One of the single biggest mistakes that one can make is to live in an echo chamber of one’s own opinions and perspectives.
In this tribal world of our current society, it is easy to believe that everything one hears from a specific group is de facto and everything that one sees the opposite tribe espousing is a lie. Life isn’t like that and more often than not there are truths and fallacies in both camps.
In the course of running a business or an organization, one might believe that having a single point of view is the solution. My experience has shown me that the best that one might do is to surround one with disparate perspectives, each carrying unique life experiences that add to the value of what is being shared.
It isn’t always fun to be confronted with opinions that are different than one may presume to be accurate, but it is far more intelligent and carries considerable long-term gains, especially if one is comfortable enough with one’s ego to enable one to put that ego aside in favor of something that is clearly a wiser option.

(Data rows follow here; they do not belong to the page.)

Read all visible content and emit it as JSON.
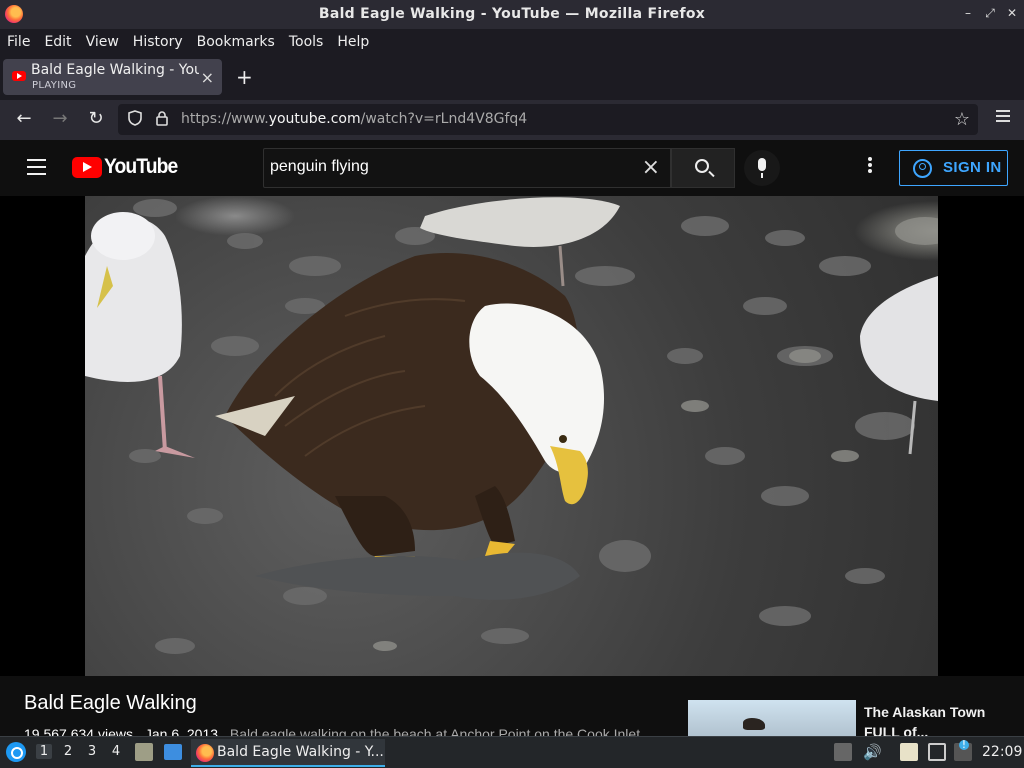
{
  "window": {
    "title": "Bald Eagle Walking - YouTube — Mozilla Firefox",
    "buttons": {
      "minimize": "–",
      "restore": "⤢",
      "close": "✕"
    }
  },
  "menubar": {
    "items": [
      {
        "label": "File"
      },
      {
        "label": "Edit"
      },
      {
        "label": "View"
      },
      {
        "label": "History"
      },
      {
        "label": "Bookmarks"
      },
      {
        "label": "Tools"
      },
      {
        "label": "Help"
      }
    ]
  },
  "tabs": [
    {
      "title": "Bald Eagle Walking - YouTube",
      "status": "PLAYING",
      "close": "×"
    }
  ],
  "newtab_label": "+",
  "nav": {
    "back": "←",
    "forward": "→",
    "reload": "↻",
    "url_prefix": "https://www.",
    "url_host": "youtube.com",
    "url_path": "/watch?v=rLnd4V8Gfq4",
    "bookmark": "☆"
  },
  "youtube": {
    "logo_text": "YouTube",
    "search": {
      "value": "penguin flying",
      "clear": "×"
    },
    "sign_in": "SIGN IN"
  },
  "video": {
    "title": "Bald Eagle Walking",
    "views": "19,567,634 views",
    "date": "Jan 6, 2013",
    "description": "Bald eagle walking on the beach at Anchor Point on the Cook Inlet..."
  },
  "related": [
    {
      "title": "The Alaskan Town FULL of..."
    }
  ],
  "taskbar": {
    "workspaces": [
      "1",
      "2",
      "3",
      "4"
    ],
    "active_task": "Bald Eagle Walking - Y...",
    "volume_icon": "🔊",
    "clock": "22:09"
  },
  "colors": {
    "yt_red": "#ff0000",
    "sign_in_blue": "#3ea6ff",
    "firefox_chrome": "#2b2a33",
    "taskbar_accent": "#3daee9"
  },
  "icons": [
    "firefox-icon",
    "back-icon",
    "forward-icon",
    "reload-icon",
    "shield-icon",
    "lock-icon",
    "star-icon",
    "menu-icon",
    "youtube-logo-icon",
    "search-icon",
    "mic-icon",
    "more-icon",
    "user-icon"
  ]
}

John Robert Wooden was an American basketball player and head coach at the University of California, Los Angeles. Nicknamed the “Wizard of Westwood,” he won ten NCAA national championships in a 12-year period as head coach at UCLA, including a record seven in a row!

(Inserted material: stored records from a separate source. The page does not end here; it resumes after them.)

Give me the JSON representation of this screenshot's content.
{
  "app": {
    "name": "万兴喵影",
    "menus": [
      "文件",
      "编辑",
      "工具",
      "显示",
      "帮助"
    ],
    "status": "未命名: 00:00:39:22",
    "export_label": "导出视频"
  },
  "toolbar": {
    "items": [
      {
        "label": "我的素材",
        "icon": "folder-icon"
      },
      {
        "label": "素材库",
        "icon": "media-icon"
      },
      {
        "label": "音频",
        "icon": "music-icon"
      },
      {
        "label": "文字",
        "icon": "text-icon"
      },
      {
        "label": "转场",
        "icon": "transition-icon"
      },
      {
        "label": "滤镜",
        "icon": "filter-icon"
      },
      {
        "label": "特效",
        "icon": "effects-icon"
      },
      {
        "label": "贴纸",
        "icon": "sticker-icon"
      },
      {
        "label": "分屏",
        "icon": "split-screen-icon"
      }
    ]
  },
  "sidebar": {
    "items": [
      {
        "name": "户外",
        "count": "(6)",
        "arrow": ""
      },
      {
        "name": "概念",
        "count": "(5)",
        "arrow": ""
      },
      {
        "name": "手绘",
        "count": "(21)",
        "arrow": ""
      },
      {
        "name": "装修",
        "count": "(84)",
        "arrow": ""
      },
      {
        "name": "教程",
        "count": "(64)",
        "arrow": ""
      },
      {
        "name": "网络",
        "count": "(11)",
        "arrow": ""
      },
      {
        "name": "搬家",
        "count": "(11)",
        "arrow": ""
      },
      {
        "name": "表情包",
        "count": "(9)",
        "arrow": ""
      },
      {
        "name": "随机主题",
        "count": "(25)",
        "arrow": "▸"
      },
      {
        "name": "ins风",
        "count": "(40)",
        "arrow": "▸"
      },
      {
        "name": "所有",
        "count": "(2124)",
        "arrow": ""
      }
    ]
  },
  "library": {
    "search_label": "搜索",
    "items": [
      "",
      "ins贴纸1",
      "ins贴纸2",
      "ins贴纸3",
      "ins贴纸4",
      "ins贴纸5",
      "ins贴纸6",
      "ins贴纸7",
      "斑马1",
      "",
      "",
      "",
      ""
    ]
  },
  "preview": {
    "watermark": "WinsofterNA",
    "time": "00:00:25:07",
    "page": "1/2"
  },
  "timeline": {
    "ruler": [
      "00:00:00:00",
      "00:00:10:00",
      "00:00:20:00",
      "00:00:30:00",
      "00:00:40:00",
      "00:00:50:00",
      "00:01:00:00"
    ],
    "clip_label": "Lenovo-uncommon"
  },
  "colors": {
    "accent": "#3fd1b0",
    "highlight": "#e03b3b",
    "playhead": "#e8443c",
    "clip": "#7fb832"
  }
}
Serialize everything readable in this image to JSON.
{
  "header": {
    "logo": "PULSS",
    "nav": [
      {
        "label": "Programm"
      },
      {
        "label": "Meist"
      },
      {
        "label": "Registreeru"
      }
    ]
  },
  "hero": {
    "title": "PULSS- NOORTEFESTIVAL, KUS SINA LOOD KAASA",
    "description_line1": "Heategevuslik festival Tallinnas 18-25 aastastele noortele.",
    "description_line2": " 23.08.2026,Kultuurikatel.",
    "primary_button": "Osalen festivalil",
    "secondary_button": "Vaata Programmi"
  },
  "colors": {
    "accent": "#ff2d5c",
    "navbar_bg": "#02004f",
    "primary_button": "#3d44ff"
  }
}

I arrived at UCLA a year after John stopped coaching. But his legacy was felt on campus and will continue to be, well into the future.
Let other people speak. Listen to what they have to say. Even if they are from the other tribe. Stop and listen. The worst that happens is you dismiss what was said in your mind. But the best that can happen is perhaps you were wrong and somebody has given you a new and more valuable piece of information from which to navigate your options.